One place where search still seems to struggle is with the structure of the query. I may end up needing to write a davinci model that would rewrite a query before sending it through the above steps.

As an example, the grammatically correct query “snapshots appearing slowly” gives far fewer results than the grammatically incorrect query “snapshots appear slow”. I’m curious why the model doesn’t handle adverbs as well as adjectives in this case.

2 Likes

Circling back to this, few-shot classifiers in this kind of scenario can suffer from recency bias, amongst other things. The defaulting behavior you’re observing with few-shotting might be caused by this bias, whereas finetuned models don’t have this issue.

Also replacing search endpoint queries with embeddings can bring additional efficiencies, as you can pre-embed your knowledge-base now.

1 Like

Yep, I’ve switched to embeddings and that has solved the first “filtering” step. Now that fine-tuning is more scalable I’ve also used that (with about 300 examples total using babbage), and have been getting a 70% accuracy rate (which is good enough for now).

2 Likes

Reading over this thread, it seems as if fine-tuned models can be used in two places to improve search results on technical domains.

  1. Use a fine-tuned model to extract domain-specific keywords from the search query.
  2. Use a fine-tuned model to rank/filter the general-knowledge search results for the extracted keywords.

In between those steps you are performing search on a general knowledge base.

In step 1 above, the fine-tuned domain model can cast a wider net for the general knowledge search by adding relevant keywords. In step 2 above the fine-tuned model narrows the results of the general knowledge search by ranking/filtering them and only selecting the top n results.

This is apparently a workable solution for at least some domains, but seems like a workaround.

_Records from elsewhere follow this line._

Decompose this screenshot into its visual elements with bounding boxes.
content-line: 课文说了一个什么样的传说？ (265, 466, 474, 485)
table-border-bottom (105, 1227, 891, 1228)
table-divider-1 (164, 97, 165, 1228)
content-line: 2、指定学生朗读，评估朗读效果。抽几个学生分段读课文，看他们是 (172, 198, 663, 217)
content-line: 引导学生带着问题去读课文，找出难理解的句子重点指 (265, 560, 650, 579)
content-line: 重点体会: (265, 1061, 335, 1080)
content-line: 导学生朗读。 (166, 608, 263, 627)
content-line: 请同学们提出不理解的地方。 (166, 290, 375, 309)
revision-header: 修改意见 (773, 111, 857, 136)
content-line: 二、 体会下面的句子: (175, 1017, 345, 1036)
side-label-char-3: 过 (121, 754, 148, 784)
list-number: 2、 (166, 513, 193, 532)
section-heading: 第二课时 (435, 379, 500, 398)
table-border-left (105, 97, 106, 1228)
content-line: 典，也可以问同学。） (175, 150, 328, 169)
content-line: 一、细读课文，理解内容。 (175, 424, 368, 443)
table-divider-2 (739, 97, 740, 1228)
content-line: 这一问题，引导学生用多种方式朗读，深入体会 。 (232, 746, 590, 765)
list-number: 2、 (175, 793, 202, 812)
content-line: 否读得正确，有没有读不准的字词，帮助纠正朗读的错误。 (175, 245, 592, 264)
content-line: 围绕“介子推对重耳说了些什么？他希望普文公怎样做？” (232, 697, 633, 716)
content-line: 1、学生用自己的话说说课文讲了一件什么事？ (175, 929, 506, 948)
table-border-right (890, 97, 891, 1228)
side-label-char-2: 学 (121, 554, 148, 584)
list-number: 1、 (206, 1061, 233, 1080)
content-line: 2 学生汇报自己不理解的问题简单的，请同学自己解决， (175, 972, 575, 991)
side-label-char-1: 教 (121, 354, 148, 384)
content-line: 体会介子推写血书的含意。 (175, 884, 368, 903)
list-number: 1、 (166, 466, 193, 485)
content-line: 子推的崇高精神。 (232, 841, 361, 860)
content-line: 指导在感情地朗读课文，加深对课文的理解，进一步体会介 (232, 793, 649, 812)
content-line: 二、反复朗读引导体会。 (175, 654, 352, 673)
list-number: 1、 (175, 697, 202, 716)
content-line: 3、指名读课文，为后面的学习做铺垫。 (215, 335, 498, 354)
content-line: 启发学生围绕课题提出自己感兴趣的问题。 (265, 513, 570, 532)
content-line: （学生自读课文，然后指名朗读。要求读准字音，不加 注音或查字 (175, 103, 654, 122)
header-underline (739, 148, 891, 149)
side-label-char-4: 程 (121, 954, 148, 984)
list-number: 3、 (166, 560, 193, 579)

Are there any plans to allow the fine-tuning of the embeddings engines, or some other plans to allow fine-tuning search? I’m wondering if implementing the described approach might be obviated by some imminent feature release.

2 Likes

I think the embeddings endpoint obviates the need for fine-tuning search. I think the harder task for specialized domains is getting the desired results from the completions endpoint. I am working on a pipeline for question-answering in the legal domain where the first step is getting the top n search results based on semantic similarity between query and result (each possible result being one line in the json lines file whose embeddings have been uploaded to the endpoint) and then working with those n results to produce reliable answers to the query. The search step with embeddings is pretty straightforward compared to the rest of the NLP pipeline.

Yes we’ve found that using embeddings minimizes the need for a lot of this, and that actually embeddings performs best on full sentences and not keywords so we pipe the full sentences into embeddings rather than doing keyword extraction first.

The next step is trying to get rid of the fine-tuned model that filters down the results of the search (and getting the embeddings search better at identifying all results - today it still misses a number of them when set at a reasonable threshold without too many false positives).

Long term (we aren’t worried about this now), there is also a question for us around how to find the full match to a query. We arbitrarily split up customer calls into snippets of 512 tokens today and that seems to work well enough, but doesn’t give us a way to say “this is the full conversation that is relevant to this search”.